Beyond a "virtual diagnosis" by a non-medical professional, it's important that she receive a complete assessment by a geriatric assessment team. Only this will give you an indication of what her diagnosis is and how you can help.
These first three of these FIVE TOOLS will help medical professionals diagnose[thecaregiversvoice.com] your mother's condition.
Has she refused to see a doctor?
You could see what motivates her to take action.
My father (initially diagnosed with dementia and later, Alzheimer's) didn't want to bother until I explained it was for me and for research. Then he was eager to go.

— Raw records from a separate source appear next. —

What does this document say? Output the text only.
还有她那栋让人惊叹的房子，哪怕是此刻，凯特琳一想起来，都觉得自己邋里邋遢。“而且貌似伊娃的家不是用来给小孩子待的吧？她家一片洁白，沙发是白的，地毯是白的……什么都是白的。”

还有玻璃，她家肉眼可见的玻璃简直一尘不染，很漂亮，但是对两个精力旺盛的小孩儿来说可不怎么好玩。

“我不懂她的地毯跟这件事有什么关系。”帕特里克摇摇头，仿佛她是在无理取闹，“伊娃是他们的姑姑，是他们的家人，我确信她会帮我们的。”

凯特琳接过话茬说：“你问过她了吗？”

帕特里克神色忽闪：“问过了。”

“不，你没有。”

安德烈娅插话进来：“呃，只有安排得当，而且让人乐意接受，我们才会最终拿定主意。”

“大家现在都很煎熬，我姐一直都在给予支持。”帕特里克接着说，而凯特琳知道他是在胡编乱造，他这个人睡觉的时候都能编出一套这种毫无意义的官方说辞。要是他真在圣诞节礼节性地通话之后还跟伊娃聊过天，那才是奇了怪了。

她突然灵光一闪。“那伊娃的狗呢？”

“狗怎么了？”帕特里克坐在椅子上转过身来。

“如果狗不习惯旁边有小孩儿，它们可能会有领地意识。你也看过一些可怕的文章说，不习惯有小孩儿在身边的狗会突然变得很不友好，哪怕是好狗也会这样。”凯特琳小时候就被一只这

Does your mother care about you enough to get a geriatric assessment because you want her to? As her attorney in fact (her POA), you may want to call for help from your local Alzheimer's Association, Alzheimer's Disease Resource Center, or Department on Aging, to see if a case worker who can talk with your mom about taking steps to insure her safety. She may not like the idea of a stranger entering her home, but with you present, she may listen to someone (else) who is a professional.
Bottom Line: As exhausting as her behavior is for you, try to really imagine if YOU were living in constant fear. She's living a pretty scary life, right now and needs help.